Are you harming your credit score?
Delaying repayment of your loans and credit card bill isn’t the only way to lower your credit score. Credit bureaus check the likelihood of default by analysing your behaviour with credit.
While banks have always had a method of checking your creditworthiness, the concept of credit scores is relatively new to India. Currently, four credit bureaus operate in India, offering data to lenders as well as consumers. You may not think it necessary, but it makes much sense to find out your credit score before asking for a loan or showing interest in credit cards.
All four credit bureaus in India – CIBIL, Experian, Equifax and Highmark – let you purchase the report. At CIBIL, the cost of the CIR is Rs154, while at Equifax it costs Rs138. We recommend buying the report before taking on more debt for two reasons – to check if they’ve got all your details right and to find out what you’re doing wrong. Don’t simply assume that if you’ve never defaulted on your home loan and paid all your credit card bills on time you’ll have a perfect score. Here are five things you had no idea affected your credit score.
Being a guarantor If you’re a guarantor of a loan, you’ve agreed to repay the loan in case the principal borrower doesn’t. This information will also be found in your credit report under “guarantor”. While there will be no impact if the loan is repaid as agreed, your score will drop (perhaps without you realising) in case of delayed payments by the friend or relative you’ve stood guarantor for.
Asking for credit Ever heard that banks only lend to people who already have money? Well, that’s partially true. So, if you appear hungry for credit, by, for example, applying for multiple personal loans just to bargain for the best rate, your creditworthiness will gradually diminish. Consequently, lending institutions will view your application with caution.
Using up your credit If just asking for credit is bad, you can see how using it up is bad, too. Your credit score isn’t just your track record of repayment, it’s how wisely you’ve utilised the credit given to you. You may disagree, but it’s the system. If your credit limit happens to be Rs1 lakh and you’re regularly using up over 90% of it, your credit score could be lowered for being too aggressive with your credit.
Mix of credit So long as your debt-to-income ratio isn’t skewed, a home loan is much less likely to dampen your credit score than a mix of unsecured credit lines. If your CIR shows that you have multiple credit cards and have also availed of personal loans, it may not bode well for your credit score.

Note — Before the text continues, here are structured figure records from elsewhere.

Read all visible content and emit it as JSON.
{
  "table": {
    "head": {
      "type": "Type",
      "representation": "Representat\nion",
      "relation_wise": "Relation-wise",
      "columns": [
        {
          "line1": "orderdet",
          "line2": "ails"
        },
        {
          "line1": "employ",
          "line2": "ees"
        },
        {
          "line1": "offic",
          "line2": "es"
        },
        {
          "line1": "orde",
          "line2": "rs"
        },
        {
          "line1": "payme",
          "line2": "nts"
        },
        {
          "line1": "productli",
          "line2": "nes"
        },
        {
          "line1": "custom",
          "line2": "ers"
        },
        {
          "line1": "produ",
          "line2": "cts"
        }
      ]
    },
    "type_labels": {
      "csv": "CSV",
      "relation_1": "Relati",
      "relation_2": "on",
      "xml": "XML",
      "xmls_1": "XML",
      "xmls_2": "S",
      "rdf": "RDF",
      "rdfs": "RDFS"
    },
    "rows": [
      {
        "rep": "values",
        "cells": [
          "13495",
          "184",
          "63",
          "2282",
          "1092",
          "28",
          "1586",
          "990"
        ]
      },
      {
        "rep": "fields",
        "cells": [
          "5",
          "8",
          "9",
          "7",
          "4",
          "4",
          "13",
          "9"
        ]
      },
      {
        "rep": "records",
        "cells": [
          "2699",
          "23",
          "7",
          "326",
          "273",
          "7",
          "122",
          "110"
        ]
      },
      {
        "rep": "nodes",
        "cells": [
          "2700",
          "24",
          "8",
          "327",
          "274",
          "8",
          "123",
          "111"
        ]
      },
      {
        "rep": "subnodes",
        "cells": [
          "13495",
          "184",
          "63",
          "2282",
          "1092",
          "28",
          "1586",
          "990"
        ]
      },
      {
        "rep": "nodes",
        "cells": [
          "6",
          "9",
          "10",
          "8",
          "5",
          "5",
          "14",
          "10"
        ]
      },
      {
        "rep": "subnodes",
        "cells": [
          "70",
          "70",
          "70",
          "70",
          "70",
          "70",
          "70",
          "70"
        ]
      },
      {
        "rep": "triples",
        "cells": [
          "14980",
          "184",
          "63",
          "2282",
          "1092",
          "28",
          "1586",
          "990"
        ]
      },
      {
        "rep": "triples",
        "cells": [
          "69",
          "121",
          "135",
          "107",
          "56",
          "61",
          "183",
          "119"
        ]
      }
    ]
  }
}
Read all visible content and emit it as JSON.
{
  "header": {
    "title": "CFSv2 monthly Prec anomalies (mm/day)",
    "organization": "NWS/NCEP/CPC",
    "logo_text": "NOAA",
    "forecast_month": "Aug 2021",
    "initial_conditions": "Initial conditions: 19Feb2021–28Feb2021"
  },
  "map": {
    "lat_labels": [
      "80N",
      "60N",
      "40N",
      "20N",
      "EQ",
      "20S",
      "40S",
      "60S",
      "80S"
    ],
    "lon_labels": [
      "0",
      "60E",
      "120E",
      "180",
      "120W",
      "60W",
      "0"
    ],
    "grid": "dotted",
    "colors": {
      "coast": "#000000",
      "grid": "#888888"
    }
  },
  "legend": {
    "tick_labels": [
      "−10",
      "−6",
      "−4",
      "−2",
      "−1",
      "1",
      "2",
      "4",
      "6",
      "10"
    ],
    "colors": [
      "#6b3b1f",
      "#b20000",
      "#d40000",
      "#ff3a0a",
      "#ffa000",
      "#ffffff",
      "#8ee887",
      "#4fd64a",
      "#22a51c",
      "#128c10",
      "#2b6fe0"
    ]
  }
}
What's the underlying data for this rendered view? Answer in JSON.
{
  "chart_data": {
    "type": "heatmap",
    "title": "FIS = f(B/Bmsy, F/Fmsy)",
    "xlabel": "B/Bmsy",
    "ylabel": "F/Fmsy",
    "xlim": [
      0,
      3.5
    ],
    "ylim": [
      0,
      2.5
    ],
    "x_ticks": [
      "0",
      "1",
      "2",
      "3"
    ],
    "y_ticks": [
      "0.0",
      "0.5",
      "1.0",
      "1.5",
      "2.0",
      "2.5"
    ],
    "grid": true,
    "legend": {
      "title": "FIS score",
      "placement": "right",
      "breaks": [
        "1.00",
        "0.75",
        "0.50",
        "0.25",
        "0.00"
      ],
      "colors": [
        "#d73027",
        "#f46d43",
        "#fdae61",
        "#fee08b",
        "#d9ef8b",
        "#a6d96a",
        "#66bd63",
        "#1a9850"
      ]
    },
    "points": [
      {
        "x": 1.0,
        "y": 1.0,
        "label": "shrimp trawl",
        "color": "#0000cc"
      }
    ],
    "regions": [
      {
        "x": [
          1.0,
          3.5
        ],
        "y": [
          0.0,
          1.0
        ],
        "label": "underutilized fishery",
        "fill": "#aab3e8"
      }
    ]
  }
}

New to credit If you’re new to credit, don’t expect a high score. You’ll have no score. In fact, because you’re untested, you could also be rejected by a credit card company, particularly if you don’t work in a well-known organisation. One way to build credit is to get a secured credit card to prove you’re worthy of credit. Furthermore, CIRs don’t reflect your life’s credit history. If you’re 40, you won’t see a 20-year credit record. No. Your CIR will take into account utilisation and repayment over the past two to three years.